The Father
Wracked by confusion, despair, and distrust, family patriarch Anthony (Anthony Hopkins) is a man untethered to time. An elderly gentleman who lives with his daughter, Anne (Olivia Colman), Anthony suffers from dementia. And the audience is given a up-close account of what that devastating condition can do to one’s familial relationships and one’s sense of self.
The Father is a powerful, emotionally gripping piece of cinema. It’s bewildering and confounding and offers no easy resolutions to its protagonist’s dilemma. There are none — only a worsening state as his memories vanish from one moment to the next.
Anthony welcomes Anne back home at one point, delighted to see her. Suddenly, the woman before him is no longer his daughter. Like Anthony, the audience is flummoxed. Is this woman, now played by another actress (Olivia Williams, who looks like she could be Colman’s sister) really his daughter? “Where’s Anne?” he shouts, deftly switching from cheerful good spirits to vexed indignation in the blink of an eye. “I’m here,” says the stranger. In a similar manner, characters we recognize, and some we’ve never seen before, come and go. Anthony has seen them before. He just doesn’t remember.
Anne is trapped in a perpetual state of despair. Anthony at least experiences bouts of elation, or even normalcy, however fleeting such moments prove to be. But her pain is a near-constant refrain. Colman is outstanding as a woman coping as best she can with a parental figure who’s sometimes her loving and compassionate dear old dad but who can turn on a dime, making her the target of his invective. This is really the story of two people, and they no longer recognize each other.
Hopkins plays Anthony as an extension of himself, sometimes in quite literal ways. When he provides his birthday to a health aid, for instance, he gives Hopkins’ real date of birth (just check out his bio on Internet Movie Database). Such meta interstices add to the sense of overlapping realities. The environment created onscreen is a nebulous one where time and truth lose all meaning.
Anthony goes from tender and sympathetic to irate and back again without missing a beat. His character’s fragile emotional core is as tenuous as his memories, which must be the case for those suffering from Alzheimer’s and its accompanying dementia. Hopkins is given a range of emotions that tests his mastery of the craft, and he proves here why he’s remained a cinematic tour de force. His performance is riveting, and no doubt Hopkins will make the shortlist for Best Actor come Oscar time, as will Colman for Best Actress. She plays Anne as a woman whose emotions are kept in check but always appear to be bubbling just below the surface, ready at any moment to boil over. It’s a nuanced and sensitive performance.
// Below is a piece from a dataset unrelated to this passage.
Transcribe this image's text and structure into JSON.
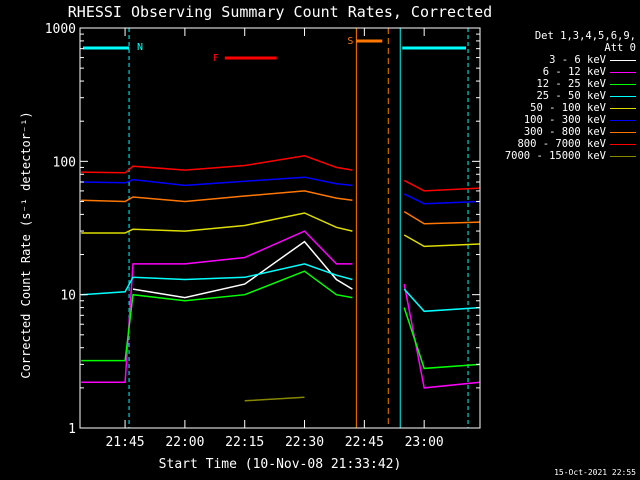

Director Florian Zeller must have done formidable research in order to present Anthony’s condition with such fidelity. His slipping grasp extends to domestic objects, not just people, and they take on a heightened sense of meaning, like objects in a dream. Familiar artifacts — his watch, the artworks in his apartment — are like lifelines that provide him with grounding at times, but they’re always on the brink of being untethered from their moors: lost, misplaced, or unfamiliar. Anthony turns around and the furniture is no longer where it was just seconds before. He navigates his way through a perpetual liminal state as best he can, but his addled condition only worsens, and he descends into paranoia, doubt, and fear.
The mercurial realities presented in The Father recall those of Ron Howard’s biopic on mathematician John Nash, A Beautiful Mind (2001), but its twists never settle into a place of understanding. There are no aha moments, as with Howard’s film, where fiction gives way to reality. Here, it’s all reality, but it exists in the form of a Gordian Knot. Drama, rated PG-13, 97 minutes, Amazon Prime, Vudu, and Google Play, 4 chiles.